Is this extension of ZFC known to be outright inconsistent? Is the following first-order theory known to be outright inconsistent? Adjoin to ZFC a unary function $U$ together with the following axioms. 1. If $\alpha$ is an ordinal, then there exists an (uncountable) strongly inaccessible cardinal $\kappa$ such that $U_\alpha = V_\kappa.$ 2. If $\alpha$ and $\beta$ are ordinals satisfying $\alpha<\beta$, then $U_\alpha \in U_\beta$. 3. (Schema; for all sentences $\varphi$ in the first-order language of $\in$): If $\alpha$ is an ordinal, then $\varphi$ holds iff $\varphi$ relativized to $U_\alpha$ holds.
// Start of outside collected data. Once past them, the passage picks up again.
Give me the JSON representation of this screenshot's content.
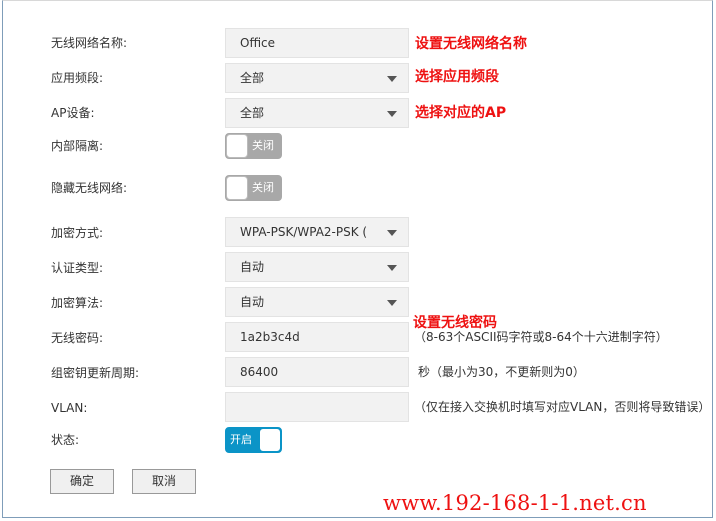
{
  "form": {
    "ssid": {
      "label": "无线网络名称:",
      "value": "Office",
      "annotation": "设置无线网络名称"
    },
    "band": {
      "label": "应用频段:",
      "value": "全部",
      "annotation": "选择应用频段"
    },
    "ap_device": {
      "label": "AP设备:",
      "value": "全部",
      "annotation": "选择对应的AP"
    },
    "isolation": {
      "label": "内部隔离:",
      "state": "关闭",
      "on": false
    },
    "hide_ssid": {
      "label": "隐藏无线网络:",
      "state": "关闭",
      "on": false
    },
    "encryption": {
      "label": "加密方式:",
      "value": "WPA-PSK/WPA2-PSK ("
    },
    "auth_type": {
      "label": "认证类型:",
      "value": "自动"
    },
    "cipher": {
      "label": "加密算法:",
      "value": "自动"
    },
    "password": {
      "label": "无线密码:",
      "value": "1a2b3c4d",
      "annotation": "设置无线密码",
      "hint": "（8-63个ASCII码字符或8-64个十六进制字符）"
    },
    "group_key": {
      "label": "组密钥更新周期:",
      "value": "86400",
      "hint": "秒（最小为30，不更新则为0）"
    },
    "vlan": {
      "label": "VLAN:",
      "value": "",
      "hint": "（仅在接入交换机时填写对应VLAN，否则将导致错误）"
    },
    "status": {
      "label": "状态:",
      "state": "开启",
      "on": true
    }
  },
  "buttons": {
    "ok": "确定",
    "cancel": "取消"
  },
  "watermark": "www.192-168-1-1.net.cn",
  "colors": {
    "annotation": "#ee1111",
    "toggle_on": "#0b94c7",
    "toggle_off": "#a8a8a8"
  }
}
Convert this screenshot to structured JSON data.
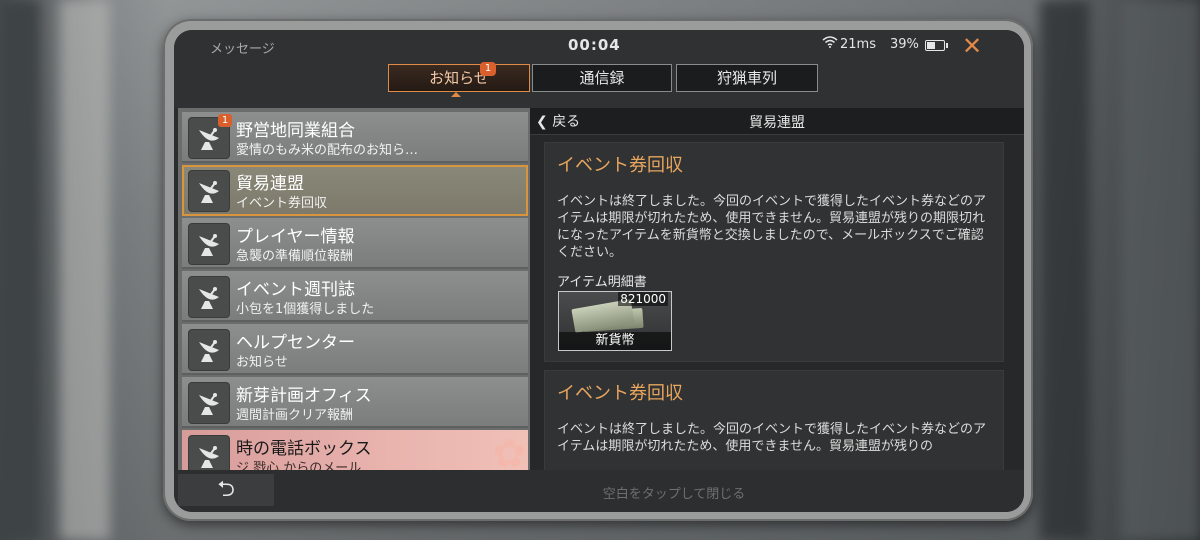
{
  "status": {
    "title": "メッセージ",
    "time": "00:04",
    "ping": "21ms",
    "battery": "39%",
    "close": "✕"
  },
  "tabs": [
    {
      "label": "お知らせ",
      "badge": "1",
      "active": true
    },
    {
      "label": "通信録"
    },
    {
      "label": "狩猟車列"
    }
  ],
  "list": [
    {
      "title": "野営地同業組合",
      "subtitle": "愛情のもみ米の配布のお知ら…",
      "badge": "1"
    },
    {
      "title": "貿易連盟",
      "subtitle": "イベント券回収",
      "selected": true
    },
    {
      "title": "プレイヤー情報",
      "subtitle": "急襲の準備順位報酬"
    },
    {
      "title": "イベント週刊誌",
      "subtitle": "小包を1個獲得しました"
    },
    {
      "title": "ヘルプセンター",
      "subtitle": "お知らせ"
    },
    {
      "title": "新芽計画オフィス",
      "subtitle": "週間計画クリア報酬"
    },
    {
      "title": "時の電話ボックス",
      "subtitle": "ジ 戮心 からのメール"
    }
  ],
  "detail": {
    "back": "戻る",
    "title": "貿易連盟",
    "messages": [
      {
        "title": "イベント券回収",
        "body": "イベントは終了しました。今回のイベントで獲得したイベント券などのアイテムは期限が切れたため、使用できません。貿易連盟が残りの期限切れになったアイテムを新貨幣と交換しましたので、メールボックスでご確認ください。",
        "attachment_label": "アイテム明細書",
        "attachment": {
          "name": "新貨幣",
          "count": "821000"
        }
      },
      {
        "title": "イベント券回収",
        "body": "イベントは終了しました。今回のイベントで獲得したイベント券などのアイテムは期限が切れたため、使用できません。貿易連盟が残りの"
      }
    ]
  },
  "bottom": {
    "hint": "空白をタップして閉じる"
  },
  "colors": {
    "accent": "#e08a4a",
    "badge": "#d9602c",
    "heading": "#e8a55e"
  }
}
No, this is not inconsistent, at least not relative to the existence of a Mahlo cardinal.

Suppose that $\kappa$ is a Mahlo cardinal, then $V_\kappa$ has a club of ordinals $\alpha$ such that $V_\alpha\prec V_\kappa$. Therefore there is a stationary set of inaccessible cardinals satisfying this.

Simply enumerate these inaccessible cardinals and let $\alpha$ be the enumeration of this stationary set. Then $U_\alpha=V_\mu$ for some inaccessible $\mu$ and $V_\mu\prec V_\kappa$.

Now cut the universe at $V_\kappa$, and this satisfies this extension of $\sf ZFC$ that you suggest. You can probably get away with much less than a Mahlo.